By Dan Morse
Washington Post Staff Writer
Tuesday, October 26, 2010; 10:22 PM
Montgomery County detectives were pursuing leads in the case of a slain American University professor but by late Tuesday had not linked the 18-year-old found driving her stolen Jeep to her killing, officials said.
Deandrew Hamlin was seen in the sport-utility vehicle in the District late Monday, about 13 hours after the professor's body had been found in her home. Hamlin led police on a chase and was injured when the Jeep crashed.
It was unclear whether he had obtained the car at the professor's house. He was charged in the District with unauthorized use of a vehicle and felony fleeing.
Hamlin remained hospitalized Tuesday but was expected to be released by Wednesday morning, said Montgomery Assistant Police Chief Drew Tracy.
"We've got multiple people working on it," Tracy said. "What we have to do is put all these leads together, look where the forensics take us, and then make a decision from there on charging."
Police were called to Sue Ann Marcum's home in the 6200 block of Massachusetts Avenue shortly before noon Monday. Her body was found on the lower level of her redbrick home, about two miles northwest of the District. Detectives found signs that someone had broken into the home and struggled with Marcum.
Tracy said evidence indicated that at least one intruder had entered Marcum's home.
As the investigation began Monday, police issued a lookout for Marcum's Jeep Cherokee.
Shortly before midnight, the Cherokee passed one of the District's license-plate recognition sensors, which are programmed to alert police to stolen vehicles.
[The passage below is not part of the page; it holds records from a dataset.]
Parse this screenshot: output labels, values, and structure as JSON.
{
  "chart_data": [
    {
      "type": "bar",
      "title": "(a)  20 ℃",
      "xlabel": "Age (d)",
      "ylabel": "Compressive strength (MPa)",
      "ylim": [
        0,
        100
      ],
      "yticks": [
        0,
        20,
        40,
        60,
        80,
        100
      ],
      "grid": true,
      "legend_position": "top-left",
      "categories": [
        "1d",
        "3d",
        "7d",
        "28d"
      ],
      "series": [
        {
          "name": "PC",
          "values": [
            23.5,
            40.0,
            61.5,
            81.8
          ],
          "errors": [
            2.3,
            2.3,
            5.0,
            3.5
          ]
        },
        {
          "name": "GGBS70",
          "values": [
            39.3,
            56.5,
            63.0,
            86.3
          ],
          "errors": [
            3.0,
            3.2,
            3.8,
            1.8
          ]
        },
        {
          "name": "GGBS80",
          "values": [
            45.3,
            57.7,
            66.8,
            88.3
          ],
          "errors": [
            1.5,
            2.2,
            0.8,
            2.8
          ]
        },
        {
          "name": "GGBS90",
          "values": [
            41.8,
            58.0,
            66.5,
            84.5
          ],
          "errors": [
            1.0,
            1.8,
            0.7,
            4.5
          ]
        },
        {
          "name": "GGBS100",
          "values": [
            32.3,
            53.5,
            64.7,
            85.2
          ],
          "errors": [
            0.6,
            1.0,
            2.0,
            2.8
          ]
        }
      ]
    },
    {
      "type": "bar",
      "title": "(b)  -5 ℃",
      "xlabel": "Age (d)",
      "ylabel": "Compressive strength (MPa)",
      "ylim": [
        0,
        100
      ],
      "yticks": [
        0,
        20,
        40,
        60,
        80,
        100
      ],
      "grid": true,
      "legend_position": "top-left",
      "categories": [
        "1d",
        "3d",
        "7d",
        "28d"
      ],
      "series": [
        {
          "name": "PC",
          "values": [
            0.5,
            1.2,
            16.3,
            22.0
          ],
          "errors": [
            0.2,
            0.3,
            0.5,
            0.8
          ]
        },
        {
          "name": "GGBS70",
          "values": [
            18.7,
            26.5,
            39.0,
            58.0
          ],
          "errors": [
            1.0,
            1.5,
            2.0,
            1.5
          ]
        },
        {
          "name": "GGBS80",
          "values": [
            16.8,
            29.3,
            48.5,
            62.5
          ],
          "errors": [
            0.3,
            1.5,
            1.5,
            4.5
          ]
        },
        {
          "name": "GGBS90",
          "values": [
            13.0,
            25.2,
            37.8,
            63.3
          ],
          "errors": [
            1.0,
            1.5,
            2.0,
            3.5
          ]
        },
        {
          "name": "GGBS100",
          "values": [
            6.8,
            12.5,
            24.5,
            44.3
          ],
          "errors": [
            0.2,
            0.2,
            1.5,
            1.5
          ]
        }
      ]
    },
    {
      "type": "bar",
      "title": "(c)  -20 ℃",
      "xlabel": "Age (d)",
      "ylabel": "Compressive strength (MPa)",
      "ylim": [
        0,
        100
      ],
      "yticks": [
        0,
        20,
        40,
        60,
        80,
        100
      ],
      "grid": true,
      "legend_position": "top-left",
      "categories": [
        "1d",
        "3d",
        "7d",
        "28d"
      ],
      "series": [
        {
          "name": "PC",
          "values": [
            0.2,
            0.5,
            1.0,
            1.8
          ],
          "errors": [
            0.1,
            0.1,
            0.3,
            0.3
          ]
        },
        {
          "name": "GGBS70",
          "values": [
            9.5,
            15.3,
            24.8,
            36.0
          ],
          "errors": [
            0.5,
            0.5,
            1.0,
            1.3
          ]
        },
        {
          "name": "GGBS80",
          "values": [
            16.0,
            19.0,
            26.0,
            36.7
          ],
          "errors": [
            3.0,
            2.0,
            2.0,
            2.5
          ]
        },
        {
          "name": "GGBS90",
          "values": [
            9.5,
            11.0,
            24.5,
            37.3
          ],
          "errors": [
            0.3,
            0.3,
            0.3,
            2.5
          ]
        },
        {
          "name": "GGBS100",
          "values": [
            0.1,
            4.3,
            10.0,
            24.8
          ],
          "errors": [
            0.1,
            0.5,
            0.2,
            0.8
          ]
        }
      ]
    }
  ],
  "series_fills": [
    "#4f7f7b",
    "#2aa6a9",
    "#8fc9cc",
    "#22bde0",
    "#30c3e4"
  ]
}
The sensor transmitted a message to police dispatchers that the Jeep was in the area, officials said.
Officers went to Benning Road and tried to stop the Jeep, said Istmania Bonilla, a D.C. police spokeswoman.
The officers chased the Jeep, but the driver tried to get away. The Jeep crashed into a crosswalk signpost at New York Avenue and M Street NW, Bonilla said. Police identified the driver as Hamlin, of Northwest Washington.
His family could not be reached Tuesday.
Marcum's neighborhood, about half a mile from the Glen Echo fire station, is not typically associated with crime. Theresa Barlow, who lives next to Marcum's house, said she hasn't been burglarized or robbed since moving in in 1973.
Police received reports of 34 burglaries through September in Marcum's police patrol area, although no data were available for the same period last year.
For the full Bethesda police district, police had received reports of 225 burglaries through September, based on preliminary figures, said Cpl. Dan Friz, a police spokesman.
That compares with 296 burglaries in the first nine months of last year and 378 for that period in 2008, according to police data.
At American University, students continued to mourn Marcum, 52, and recalled her energy and devotion.
"She made me want to go to accounting class," one wrote on a Facebook tribute page. "I didn't even know that was possible. She was always making everyone laugh. I don't know how I am supposed to finish this semester of accounting without her."
"I hope you rest in peace, Professor Marcum, you were great and I cannot believe something so horrible would happen to someone so wonderful," wrote Deep Master.
Master said in an interview that Marcum made accounting interesting, such as when she recalled her career as a tax director for Ringling Bros. Barnum & Bailey. "I just remember the different business strategies she presented to them," he said.
Staff writer Debbi Wilgoren contributed to this report.